Section 101(b)(2)(A), which reduced to simple language* would preempt and ban any and all state or local law for immigration-related issues enacted to impose employer fines or sanctions, or would forbid any laws requiring employers to verify work status or identity for work authorization. It would also prevent any unit of government from verifying status of renters, determining eligibility for receipt of benefits, enrollment in school, obtaining a business or other license, or conducting a background check.

This preemption, buried deep in the text of the bill, would kill all the laws recently enacted by long-suffering states and localities in response to the federal government’s unwillingness to enforce its own federal laws on immigration. Gone would be the recent highly effective and highly successful enforcement legislation of Arizona and Oklahoma, the local laws and ordinances of towns like Hazleton, PA, Costa Mesa, CA, Herndon and Prince William, Virginia, and over a hundred other localities, and of hundreds more in process of enactment.

For one example, the control of business licenses is now one of the few areas not preempted. It is one of the few tools still left to states and local governments to fight the presence and hiring of illegal workers, and the award of benefits and welfare. NEVA would take even those tools away.
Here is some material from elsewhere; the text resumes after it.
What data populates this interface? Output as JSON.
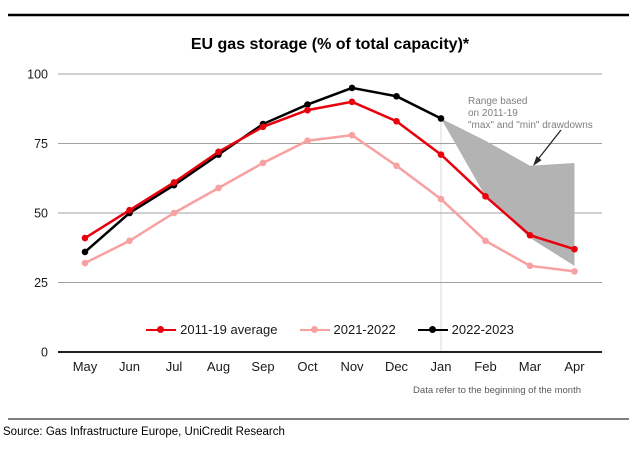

Having abdicated its own responsibilities on immigration enforcement, the Congress is apparently on a search-and-destroy mission for any lower elected body that might actually want to follow the rule of law and provide the protection for its citizens that the federal government seems incapable and unwilling to provide.

Although labeled “bipartisan”, this bill submitted by Rep. Sam Johnson (R-Tex.) is overwhelmingly Republican in its sponsorship (28 out of 31). It appears to be a counter to Democrat Heath Shuler’s SAVE Act legislation, a much better, if not perfect, alternative now blocked by fellow Democrat Speaker Pelosi’s pro-illegal obstinacy.